Genau das sei bei ihnen der Fall, behaupten ein 78-jähriger Steuerberater aus Baden-Württemberg und ein 74-jähriger Zahnarzt aus Hessen vor dem BFH. Letzterer klagt mit Unterstützung des Bunds der Steuerzahler. Der Zahnarzt, dessen spezieller Fall für weitere Teile der Bevölkerung relevant ist als der des Steuerberaters, steht nicht zum ersten Mal vor dem Gericht. Schon 2016 hatte der BFH eine Entscheidung des Finanzgerichts zur Besteuerung der Rente des Klägers aufgehoben.

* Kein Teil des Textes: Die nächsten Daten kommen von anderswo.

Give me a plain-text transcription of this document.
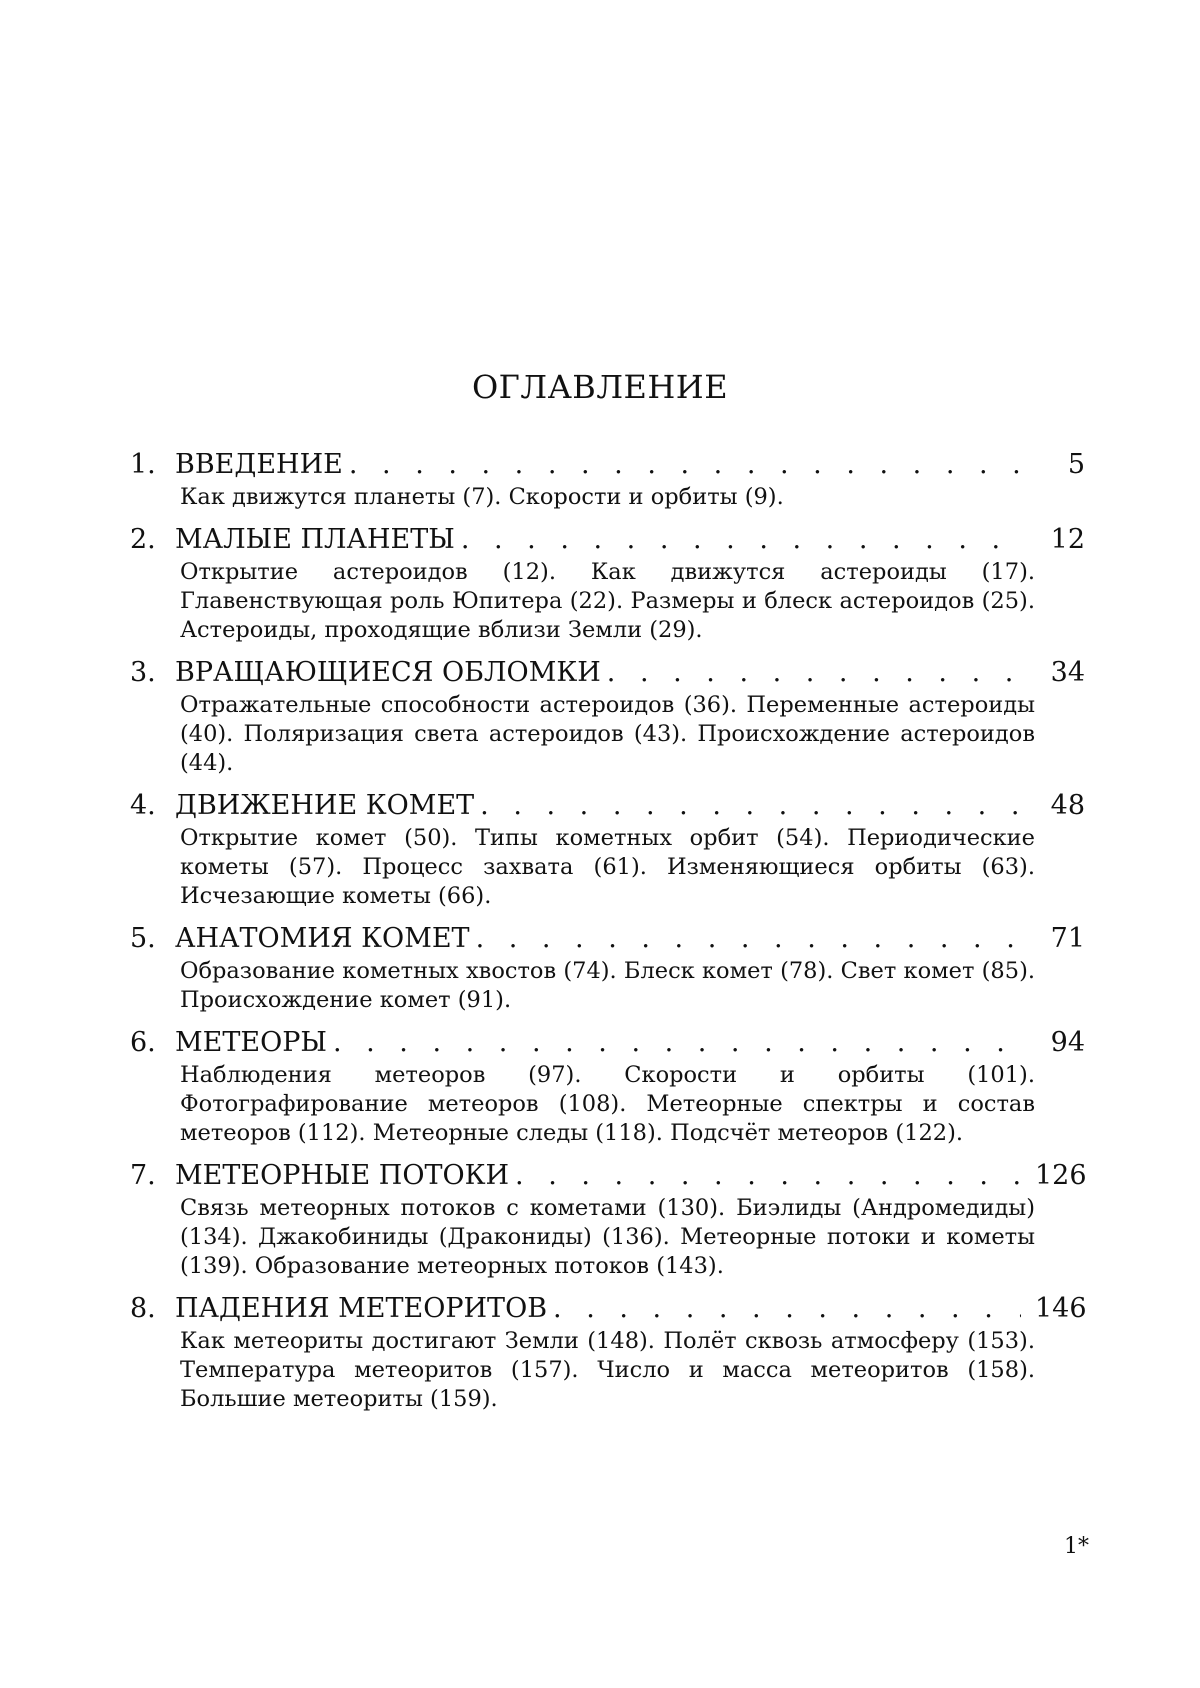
ОГЛАВЛЕНИЕ
1. ВВЕДЕНИЕ . . .	5
Как движутся планеты (7). Скорости и орбиты (9).
2. МАЛЫЕ ПЛАНЕТЫ . . .	12
Открытие астероидов (12). Как движутся астероиды (17). Главенствующая роль Юпитера (22). Размеры и блеск астероидов (25). Астероиды, проходящие вблизи Земли (29).
3. ВРАЩАЮЩИЕСЯ ОБЛОМКИ . . .	34
Отражательные способности астероидов (36). Переменные астероиды (40). Поляризация света астероидов (43). Происхождение астероидов (44).
4. ДВИЖЕНИЕ КОМЕТ . . .	48
Открытие комет (50). Типы кометных орбит (54). Периодические кометы (57). Процесс захвата (61). Изменяющиеся орбиты (63). Исчезающие кометы (66).
5. АНАТОМИЯ КОМЕТ . . .	71
Образование кометных хвостов (74). Блеск комет (78). Свет комет (85). Происхождение комет (91).
6. МЕТЕОРЫ . . .	94
Наблюдения метеоров (97). Скорости и орбиты (101). Фотографирование метеоров (108). Метеорные спектры и состав метеоров (112). Метеорные следы (118). Подсчёт метеоров (122).
7. МЕТЕОРНЫЕ ПОТОКИ . . .	126
Связь метеорных потоков с кометами (130). Биэлиды (Андромедиды) (134). Джакобиниды (Дракониды) (136). Метеорные потоки и кометы (139). Образование метеорных потоков (143).
8. ПАДЕНИЯ МЕТЕОРИТОВ . . .	146
Как метеориты достигают Земли (148). Полёт сквозь атмосферу (153). Температура метеоритов (157). Число и масса метеоритов (158). Большие метеориты (159).
1*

Nachdem dieses die Klage des Zahnarzt wegen doppelter Besteuerung aber auch im zweiten Anlauf abgewiesen hat, muss der BFH nun für Klarheit sorgen. Entschieden wird aber nur über die Rechtmäßigkeit der Rentenbesteuerung in der Zeit der Übergangsphase bis 2040.

Am bedeutendsten für Steuerzahler, Rentner und Staatskasse ist dabei die Frage, wie der steuerfreie Anteil der Renten berechnet wird. Das ist nicht so trivial, wie es klingt. Denn für das Bundesfinanzministerium ist zum Beispiel der Grundfreibetrag ein Teil der steuerfreien Rente, obwohl dieses Existenzminimum für jedermann und nicht nur Rentner verfassungsrechtlich geschützt ist. Ähnlich umstritten sind Beiträge, die Rentner zur Kranken- und Pflegeversicherung leisten und die der Staat ebenfalls dem steuerfreien Rententeil zurechnet. Wäre das anders so, wären für Senioren de facto größere Teile ihrer Rente steuerfrei. Gerade in diesen beiden Punkten – Kranken- und Pflegeversicherungsbeiträge sowie Grundfreibetrag – weisen Experten den Klägern die größten Erfolgsaussichten zu.

Ein Urteil will der BFH Ende Mai fällen. In den mündlichen Verhandlungen beider Beispielfälle am Mittwoch wird aber eine vorläufige Rechtsauffassung des verhandelnden zehnten BFH-Senats erwartet. Die dürfte klarmachen, in welche Richtung das Urteil geht. Sollten sich die Kläger ganz oder teilweise durchsetzen, würde das rein juristisch gesehen noch keine sofortige Gesetzesänderung erzwingen. Das wäre dem BVG vorbehalten, dem das BFH-Urteil dann als Vorlagebeschluss zugeht.